A PAIR OF LARGE ORMOLU MOUNTED PEDESTALS AFTER FRANCOIS LINKE.

After a model by Francois Linke.
Each with a marble top above bombé sides inlaid with loose floral bouquets, the angles mounted with lion-pelts suspending laurel swags and drapery, on short foliate-clasped cabriole legs with paw-cast sabots.

20th century.

Height: 49"  (124.4 cm)
Width: 19"  (48.2 cm)
Depth: 19"  (48.2 cm)

FRANÇOIS LINKE: ‘MODÈLE TÊTE DE LION’
Laurel-festooned in celebration of 'abundance through labor' and hung with lion-pelts recalling Hercules's labors , there is perhaps no greater admired nor more frequently imitated master work of French furniture than Jean-François Oeben's and Jean-Henri Riesener's celebrated Bureau du Roi. The inspiration for this pair of pedestals was the richly-mounted bureau commissioned by Louis XV from Oeben (maître 1759) in 1760 and ultimately completed by Riesener (maître 1768) in 1769. The bureau survived devastation at Saint-Cloud in 1870 and was subsequently moved to the Louvre. Under instructions from the fourth Marquess of Hertford, it is believed that the first 19th century reproduction of the bureau was completed between 1853 and 1870 by Carl Dreschler and Charles Crozatier.

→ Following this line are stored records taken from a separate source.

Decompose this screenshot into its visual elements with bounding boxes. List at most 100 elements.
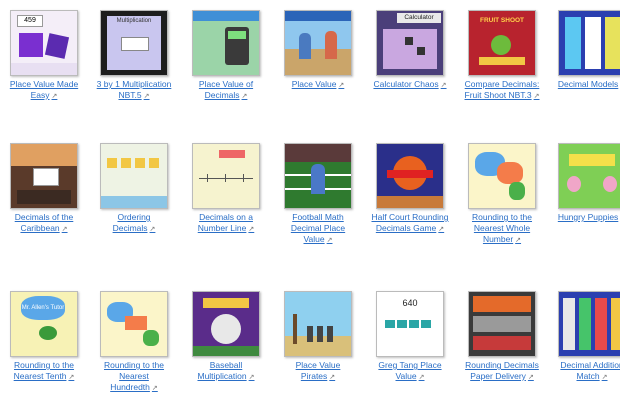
game-title[interactable]: Baseball Multiplication <box>197 360 246 381</box>
game-link[interactable]: Decimals of the Caribbean <box>4 212 84 235</box>
game-title[interactable]: Ordering Decimals <box>113 212 151 233</box>
game-title[interactable]: Rounding to the Nearest Whole Number <box>472 212 532 244</box>
game-link[interactable]: Place Value <box>278 79 358 91</box>
game-title[interactable]: Calculator Chaos <box>373 79 438 89</box>
game-tile[interactable]: Multiplication 3 by 1 Multiplication NBT… <box>94 10 174 102</box>
game-title[interactable]: Half Court Rounding Decimals Game <box>371 212 448 233</box>
model-column <box>585 17 601 69</box>
game-tile[interactable]: Place Value Pirates <box>278 291 358 383</box>
game-tile[interactable]: Rounding Decimals Paper Delivery <box>462 291 542 383</box>
game-link[interactable]: Rounding to the Nearest Whole Number <box>462 212 542 246</box>
game-tile[interactable]: Decimal Models <box>552 10 620 91</box>
game-link[interactable]: Ordering Decimals <box>94 212 174 235</box>
thumb-board <box>383 29 437 69</box>
game-tile[interactable]: Decimals on a Number Line <box>186 143 266 235</box>
game-thumbnail[interactable] <box>192 143 260 209</box>
external-link-icon <box>62 226 68 233</box>
game-tile[interactable]: Calculator Calculator Chaos <box>370 10 450 91</box>
character-figure <box>299 33 311 59</box>
game-thumbnail[interactable] <box>376 143 444 209</box>
game-title[interactable]: Decimals on a Number Line <box>198 212 253 233</box>
game-thumbnail[interactable] <box>468 143 536 209</box>
game-thumbnail[interactable] <box>558 143 620 209</box>
building-row <box>473 336 531 350</box>
game-thumbnail[interactable]: FRUIT SHOOT <box>468 10 536 76</box>
number-line-tick <box>225 174 226 182</box>
game-title[interactable]: Hungry Puppies <box>558 212 618 222</box>
game-link[interactable]: Football Math Decimal Place Value <box>278 212 358 246</box>
game-tile[interactable]: Mr. Allen's Tutor Rounding to the Neares… <box>4 291 84 383</box>
game-tile[interactable]: Hungry Puppies <box>552 143 620 224</box>
game-title[interactable]: Place Value Made Easy <box>10 79 78 100</box>
game-tile[interactable]: 640 Greg Tang Place Value <box>370 291 450 383</box>
game-thumbnail[interactable] <box>558 291 620 357</box>
game-thumbnail[interactable] <box>10 143 78 209</box>
game-link[interactable]: Rounding Decimals Paper Delivery <box>462 360 542 383</box>
blob-shape <box>39 326 57 340</box>
game-thumbnail[interactable] <box>100 143 168 209</box>
game-title[interactable]: Decimal Models <box>558 79 618 89</box>
game-title[interactable]: Greg Tang Place Value <box>378 360 441 381</box>
match-column <box>579 298 591 350</box>
game-thumbnail[interactable] <box>558 10 620 76</box>
digit-tile <box>421 320 431 328</box>
game-link[interactable]: Rounding to the Nearest Hundredth <box>94 360 174 394</box>
game-title[interactable]: Decimal Addition Match <box>560 360 620 381</box>
game-tile[interactable]: Decimal Addition Match <box>552 291 620 383</box>
game-thumbnail[interactable] <box>192 291 260 357</box>
game-thumbnail[interactable]: Calculator <box>376 10 444 76</box>
character-figure <box>325 31 337 59</box>
game-link[interactable]: Hungry Puppies <box>552 212 620 224</box>
game-thumbnail[interactable]: Multiplication <box>100 10 168 76</box>
external-link-icon <box>152 385 158 392</box>
purple-block <box>19 33 43 57</box>
blob-shape <box>509 182 525 200</box>
game-title[interactable]: Football Math Decimal Place Value <box>291 212 345 244</box>
game-link[interactable]: Calculator Chaos <box>370 79 450 91</box>
game-thumbnail[interactable] <box>100 291 168 357</box>
game-tile[interactable]: Ordering Decimals <box>94 143 174 235</box>
game-tile[interactable]: Place Value <box>278 10 358 91</box>
game-link[interactable]: Decimals on a Number Line <box>186 212 266 235</box>
game-thumbnail[interactable] <box>284 291 352 357</box>
game-link[interactable]: Decimal Models <box>552 79 620 91</box>
game-thumbnail[interactable]: Mr. Allen's Tutor <box>10 291 78 357</box>
building-row <box>473 316 531 332</box>
game-title[interactable]: Place Value <box>292 79 337 89</box>
game-thumbnail[interactable]: 459 <box>10 10 78 76</box>
game-tile[interactable]: Place Value of Decimals <box>186 10 266 102</box>
game-tile[interactable]: 459 Place Value Made Easy <box>4 10 84 102</box>
game-title[interactable]: Compare Decimals: Fruit Shoot NBT.3 <box>465 79 540 100</box>
external-link-icon <box>327 237 333 244</box>
game-link[interactable]: Compare Decimals: Fruit Shoot NBT.3 <box>462 79 542 102</box>
game-link[interactable]: Greg Tang Place Value <box>370 360 450 383</box>
game-thumbnail[interactable]: 640 <box>376 291 444 357</box>
game-tile[interactable]: Rounding to the Nearest Hundredth <box>94 291 174 394</box>
game-thumbnail[interactable] <box>284 143 352 209</box>
game-thumbnail[interactable] <box>192 10 260 76</box>
game-link[interactable]: Place Value Made Easy <box>4 79 84 102</box>
game-tile[interactable]: FRUIT SHOOT Compare Decimals: Fruit Shoo… <box>462 10 542 102</box>
puppy-figure <box>567 176 581 192</box>
game-title[interactable]: 3 by 1 Multiplication NBT.5 <box>97 79 172 100</box>
game-link[interactable]: Place Value Pirates <box>278 360 358 383</box>
building-row <box>473 296 531 312</box>
game-link[interactable]: Baseball Multiplication <box>186 360 266 383</box>
game-link[interactable]: Decimal Addition Match <box>552 360 620 383</box>
game-link[interactable]: Half Court Rounding Decimals Game <box>370 212 450 235</box>
game-tile[interactable]: Rounding to the Nearest Whole Number <box>462 143 542 246</box>
game-title[interactable]: Rounding to the Nearest Tenth <box>14 360 74 381</box>
game-thumbnail[interactable] <box>468 291 536 357</box>
external-link-icon <box>534 93 540 100</box>
game-tile[interactable]: Decimals of the Caribbean <box>4 143 84 235</box>
number-line-tick <box>243 174 244 182</box>
game-link[interactable]: Rounding to the Nearest Tenth <box>4 360 84 383</box>
game-link[interactable]: 3 by 1 Multiplication NBT.5 <box>94 79 174 102</box>
game-tile[interactable]: Half Court Rounding Decimals Game <box>370 143 450 235</box>
game-thumbnail[interactable] <box>284 10 352 76</box>
game-tile[interactable]: Football Math Decimal Place Value <box>278 143 358 246</box>
game-tile[interactable]: Baseball Multiplication <box>186 291 266 383</box>
number-line-tick <box>207 174 208 182</box>
thumb-footer <box>101 196 167 208</box>
game-link[interactable]: Place Value of Decimals <box>186 79 266 102</box>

Linke’s first example of the Bureau du Roi, index number 710, was completed in 1902 and in all he made four. Linke subsequently applied much of the ornament and mounts from his version of the Bureau du Roi to create other pieces of furniture. Thus in addition to this pair of pedestals ‘inspired by the Bureau du Roi’ Linke completed a monumental bibliothèque, a bergère, a piano and commodes - all with distinctive lion-pelt corner mounts (C. Payne, François Linke: The Belle Époque of French Furniture, Woodbridge, 2003, pp 218-226).

Furthermore, the present pedestals relate closely to a variant design (Index No. 894), fitted with a circular marble top, shown circa 1900 in Linke’s Place Vendôme showroom (op. cit. p. 160, in background) and subsequently at the Salon des Industries du Moblier in 1902 and the Liège exhibition of 1905 (op. cit. p. 182). Among Linke’s clients for the celebrated and popular design was Elias Meyer of 16 Grosvenor Square, London, and the King of Egypt for whom Linke made the last pair in 1923. A further example of the model was offered in The Collection of the Late Emil Winter, Parke-Bernet, New York, 15-17 January 1942, lot 382.